I'm on my 6th cycle with Kisqali and Faslodex. I've had no skin issues before these meds. Now I have extremely dry skin. There is some itching but the moment I scratch, my skin becomes red, visible scratch marks and sometimes it bleeds. (it looks like as if scratched by a cat) Even light scratching makes me hurt. I try to apply a moisturizing lotion every night but does not seem to help. As @californiazebra suggested, I need to see a dermatologist I guess.

Thanks for your response!
I have been miserable. And the dermatologist just guesses. I have been to 4 of them! All same practice but differ docs.. And because I have had rashes many times previously we are still unsure what it is caused by. After the latest rash subsided which is always a couple days after I start a steroid taper another started. This was the one that was the worst ever. I look like a monster. Big hard blisters on my arms and upper chest. And my arm and hand are super swollen. I started to wear the lymphedema sleeve I had gotten 6 years ago. Never had to use it. The derm said it looks like sun poisoning, especially since it was only on sun exposed areas. I told them I had NOT been in the sun. She said that maybe it was just a delay reaction cause I was finishing the steroid taper. Now she started me on another 16 day taper.. it is helping already. I have not notified my oncologist yet. I think she will not be happy about how I look. I just dont want to change meds yet... And need to start taking better calendar notes on timings.
I just started Xgeva for the bone mets so I need to see if rash is a side effect. I hate rashes!!!
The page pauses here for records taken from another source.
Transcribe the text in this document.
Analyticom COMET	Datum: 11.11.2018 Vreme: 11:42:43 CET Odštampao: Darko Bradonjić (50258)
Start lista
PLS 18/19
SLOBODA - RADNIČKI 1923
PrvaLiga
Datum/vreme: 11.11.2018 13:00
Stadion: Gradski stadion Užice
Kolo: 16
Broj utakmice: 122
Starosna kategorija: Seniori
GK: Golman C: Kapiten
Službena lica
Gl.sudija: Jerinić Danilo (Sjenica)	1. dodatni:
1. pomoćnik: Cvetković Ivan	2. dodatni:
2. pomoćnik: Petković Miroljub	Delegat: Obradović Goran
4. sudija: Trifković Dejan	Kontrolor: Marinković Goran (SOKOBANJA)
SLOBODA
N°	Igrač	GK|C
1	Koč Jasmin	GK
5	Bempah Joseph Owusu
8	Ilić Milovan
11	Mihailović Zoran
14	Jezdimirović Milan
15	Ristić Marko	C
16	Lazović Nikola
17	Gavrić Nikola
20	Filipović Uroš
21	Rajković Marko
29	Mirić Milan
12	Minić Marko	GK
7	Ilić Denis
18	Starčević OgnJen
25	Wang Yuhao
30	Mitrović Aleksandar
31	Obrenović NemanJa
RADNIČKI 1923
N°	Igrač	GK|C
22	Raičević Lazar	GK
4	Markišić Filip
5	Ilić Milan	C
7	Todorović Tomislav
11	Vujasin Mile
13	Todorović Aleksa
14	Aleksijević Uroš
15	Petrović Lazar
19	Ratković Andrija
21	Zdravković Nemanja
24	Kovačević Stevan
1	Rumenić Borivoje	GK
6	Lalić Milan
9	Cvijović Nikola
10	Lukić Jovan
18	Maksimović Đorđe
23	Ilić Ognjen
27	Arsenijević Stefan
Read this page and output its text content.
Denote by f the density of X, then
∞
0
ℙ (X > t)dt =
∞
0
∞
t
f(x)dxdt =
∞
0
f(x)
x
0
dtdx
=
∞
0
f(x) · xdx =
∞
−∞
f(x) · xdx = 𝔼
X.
Yes, this is me . I feel your pain!
I get this often . It is awful to always be itchy! I try so many things.
I get relief from an menthol Emu Oil product I have been using . I have it shipped from a small Pennsylvania company >Sometimes I think I am nuts and wonder if it is just in my head that it helps.
Try Witch Hazel too!
But the rashes are another level of pain and worry.

Good luck. Let me know if you find anything that helps.. I will try all things.
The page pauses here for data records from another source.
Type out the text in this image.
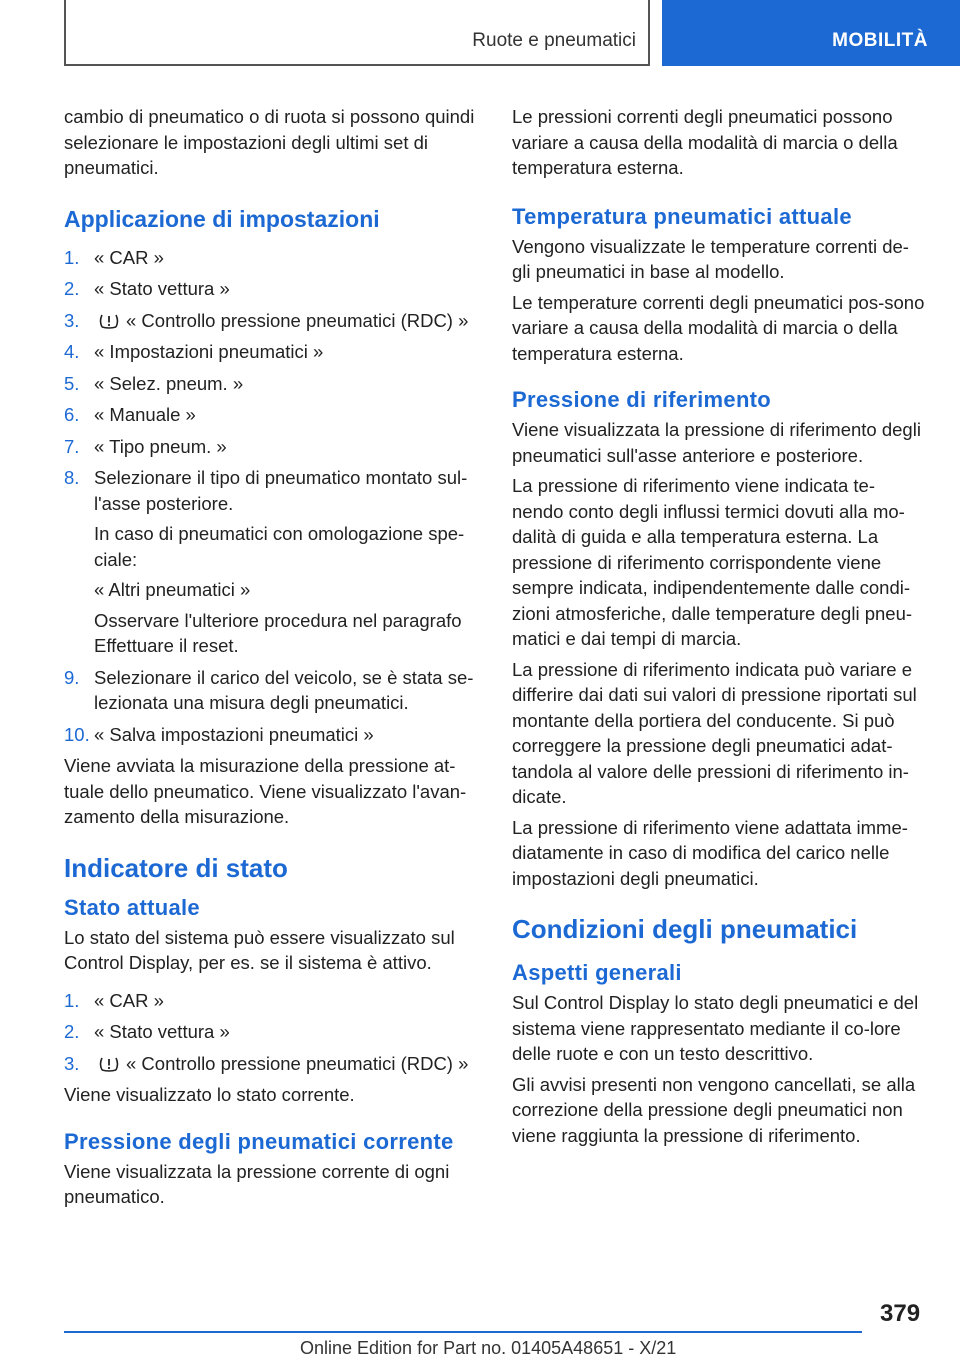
Ruote e pneumatici	MOBILITÀ

cambio di pneumatico o di ruota si possono quindi selezionare le impostazioni degli ultimi set di pneumatici.

Applicazione di impostazioni
1. « CAR »
2. « Stato vettura »
3.	« Controllo pressione pneumatici (RDC) »
4. « Impostazioni pneumatici »
5. « Selez. pneum. »
6. « Manuale »
7. « Tipo pneum. »
8. Selezionare il tipo di pneumatico montato sul-l'asse posteriore.
In caso di pneumatici con omologazione spe-ciale:
« Altri pneumatici »
Osservare l'ulteriore procedura nel paragrafo Effettuare il reset.
9. Selezionare il carico del veicolo, se è stata se-lezionata una misura degli pneumatici.
10. « Salva impostazioni pneumatici »

Viene avviata la misurazione della pressione at-tuale dello pneumatico. Viene visualizzato l'avan-zamento della misurazione.

Indicatore di stato
Stato attuale

Lo stato del sistema può essere visualizzato sul Control Display, per es. se il sistema è attivo.

1. « CAR »
2. « Stato vettura »
3.	« Controllo pressione pneumatici (RDC) »

Viene visualizzato lo stato corrente.

Pressione degli pneumatici corrente

Viene visualizzata la pressione corrente di ogni pneumatico.

Le pressioni correnti degli pneumatici possono variare a causa della modalità di marcia o della temperatura esterna.

Temperatura pneumatici attuale

Vengono visualizzate le temperature correnti de-gli pneumatici in base al modello.

Le temperature correnti degli pneumatici pos-sono variare a causa della modalità di marcia o della temperatura esterna.

Pressione di riferimento

Viene visualizzata la pressione di riferimento degli pneumatici sull'asse anteriore e posteriore.

La pressione di riferimento viene indicata te-nendo conto degli influssi termici dovuti alla mo-dalità di guida e alla temperatura esterna. La pressione di riferimento corrispondente viene sempre indicata, indipendentemente dalle condi-zioni atmosferiche, dalle temperature degli pneu-matici e dai tempi di marcia.

La pressione di riferimento indicata può variare e differire dai dati sui valori di pressione riportati sul montante della portiera del conducente. Si può correggere la pressione degli pneumatici adat-tandola al valore delle pressioni di riferimento in-dicate.

La pressione di riferimento viene adattata imme-diatamente in caso di modifica del carico nelle impostazioni degli pneumatici.

Condizioni degli pneumatici
Aspetti generali

Sul Control Display lo stato degli pneumatici e del sistema viene rappresentato mediante il co-lore delle ruote e con un testo descrittivo.

Gli avvisi presenti non vengono cancellati, se alla correzione della pressione degli pneumatici non viene raggiunta la pressione di riferimento.

379
Online Edition for Part no. 01405A48651 - X/21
@tdesantis How very frustrating for you! Not only are rashes, especially itchy ones, frustrating but I’ll bet people try to guess what it is. When I was growing up I had had several full body outbreaks of psoriasis that lasted for months. Strangers were always trying to guess what I had and I could tell were afraid they would catch something from me. Not fun! I hope they figure it out the cause soon and you get some relief.